One year away from the fashionable Kansas City suburb of Overland Park and one year into his Culver City contract.

As friendly as the most congenial person in town, Mr. Nachbar, a wily mid-fifties veteran of half-dozen government jobs from Kansas City to Northern California to Arizona, back to Kansas and finally to Southern California, does not give up much.

Making him the most fascinating chief executive study at City Hall since the 1980s.

Despite his collegiality, there is a limit to how deeply you may probe.

Plenty smart, as accessible as your spouse and typically as quotable as an office-seeker, there is, however, a barrier, a fence that is not to be hurtled.

Whether the subject is good news or bad, his expression is unchanging and impenetrable.

And so there are tradeoffs when compared and contrasted with the half-dozen most recent CEOs.

During the past year, Mr. Nachbar says he has developed “a warm and intrinsic feel” for Culver City as a hometown.

Mr. Nachbar and his wife, the parents of two grown sons, have made one dramatic alteration in their lifestyle. They walk many places.

The nationally recognized walkability of Culver City is too strong for the couple to resist.

Not a joiner, he doesn’t belong to community organizations, “but I have spoken to most of them.”

When did the City Manager know he as at home here and settled in?

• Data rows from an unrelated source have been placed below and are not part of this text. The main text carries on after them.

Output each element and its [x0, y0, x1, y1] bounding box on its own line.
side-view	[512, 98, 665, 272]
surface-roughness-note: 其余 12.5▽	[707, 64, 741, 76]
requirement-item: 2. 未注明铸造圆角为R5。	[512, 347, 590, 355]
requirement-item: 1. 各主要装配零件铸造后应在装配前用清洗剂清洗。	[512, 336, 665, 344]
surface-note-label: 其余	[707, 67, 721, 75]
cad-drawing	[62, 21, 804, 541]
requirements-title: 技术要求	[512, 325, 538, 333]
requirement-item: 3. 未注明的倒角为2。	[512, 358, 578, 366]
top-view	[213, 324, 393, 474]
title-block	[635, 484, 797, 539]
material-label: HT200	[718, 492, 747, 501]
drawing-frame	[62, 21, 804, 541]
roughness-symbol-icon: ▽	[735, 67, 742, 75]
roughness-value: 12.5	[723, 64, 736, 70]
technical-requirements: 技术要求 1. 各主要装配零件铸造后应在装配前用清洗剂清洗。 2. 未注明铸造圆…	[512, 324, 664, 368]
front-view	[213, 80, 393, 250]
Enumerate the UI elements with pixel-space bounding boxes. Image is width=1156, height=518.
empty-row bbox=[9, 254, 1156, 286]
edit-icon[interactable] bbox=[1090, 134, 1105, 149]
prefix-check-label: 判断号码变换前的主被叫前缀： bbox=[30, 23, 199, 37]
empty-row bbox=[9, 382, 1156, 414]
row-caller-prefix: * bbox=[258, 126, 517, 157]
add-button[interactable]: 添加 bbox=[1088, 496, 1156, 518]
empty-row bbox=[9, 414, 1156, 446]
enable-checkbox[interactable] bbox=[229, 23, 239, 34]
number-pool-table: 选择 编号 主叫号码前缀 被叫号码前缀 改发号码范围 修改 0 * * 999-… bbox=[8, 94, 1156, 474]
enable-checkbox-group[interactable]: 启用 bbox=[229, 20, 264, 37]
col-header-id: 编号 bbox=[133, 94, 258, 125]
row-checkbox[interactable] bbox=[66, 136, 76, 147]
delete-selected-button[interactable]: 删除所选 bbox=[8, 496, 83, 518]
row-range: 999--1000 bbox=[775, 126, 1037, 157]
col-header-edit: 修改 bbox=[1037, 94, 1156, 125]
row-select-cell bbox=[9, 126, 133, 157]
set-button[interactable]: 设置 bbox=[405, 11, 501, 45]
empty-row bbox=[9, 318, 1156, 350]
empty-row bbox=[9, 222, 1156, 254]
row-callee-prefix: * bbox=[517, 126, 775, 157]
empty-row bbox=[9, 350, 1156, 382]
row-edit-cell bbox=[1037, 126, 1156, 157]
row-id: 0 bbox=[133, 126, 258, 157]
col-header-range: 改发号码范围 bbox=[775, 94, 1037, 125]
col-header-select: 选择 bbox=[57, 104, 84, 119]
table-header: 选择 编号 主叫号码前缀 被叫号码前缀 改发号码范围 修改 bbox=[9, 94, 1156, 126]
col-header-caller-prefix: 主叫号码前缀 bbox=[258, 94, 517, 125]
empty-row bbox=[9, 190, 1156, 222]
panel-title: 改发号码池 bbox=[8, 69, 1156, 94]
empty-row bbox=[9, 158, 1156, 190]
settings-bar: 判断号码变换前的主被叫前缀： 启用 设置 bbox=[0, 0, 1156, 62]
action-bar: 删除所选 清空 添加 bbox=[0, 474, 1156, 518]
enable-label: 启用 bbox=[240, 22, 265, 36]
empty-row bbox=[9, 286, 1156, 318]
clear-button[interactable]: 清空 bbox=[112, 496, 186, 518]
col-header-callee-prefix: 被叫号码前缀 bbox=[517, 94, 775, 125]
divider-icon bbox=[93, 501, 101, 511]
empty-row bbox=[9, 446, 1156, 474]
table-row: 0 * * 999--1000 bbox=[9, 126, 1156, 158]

“I have done this a number of times,” he says. “This has been my adult life, this kind of experience.

“When you are a city manager, at least for me, it doesn’t take long to become immersed in the community.

“The occupation requires you to engage the community in all of its aspects. It is just the way our psyche works. After you have embedded yourself in a different reality, after four, five, six months you have a hard time remembering anything prior.

“I think that is just the way our mind works. As human beings, we are very adaptive.”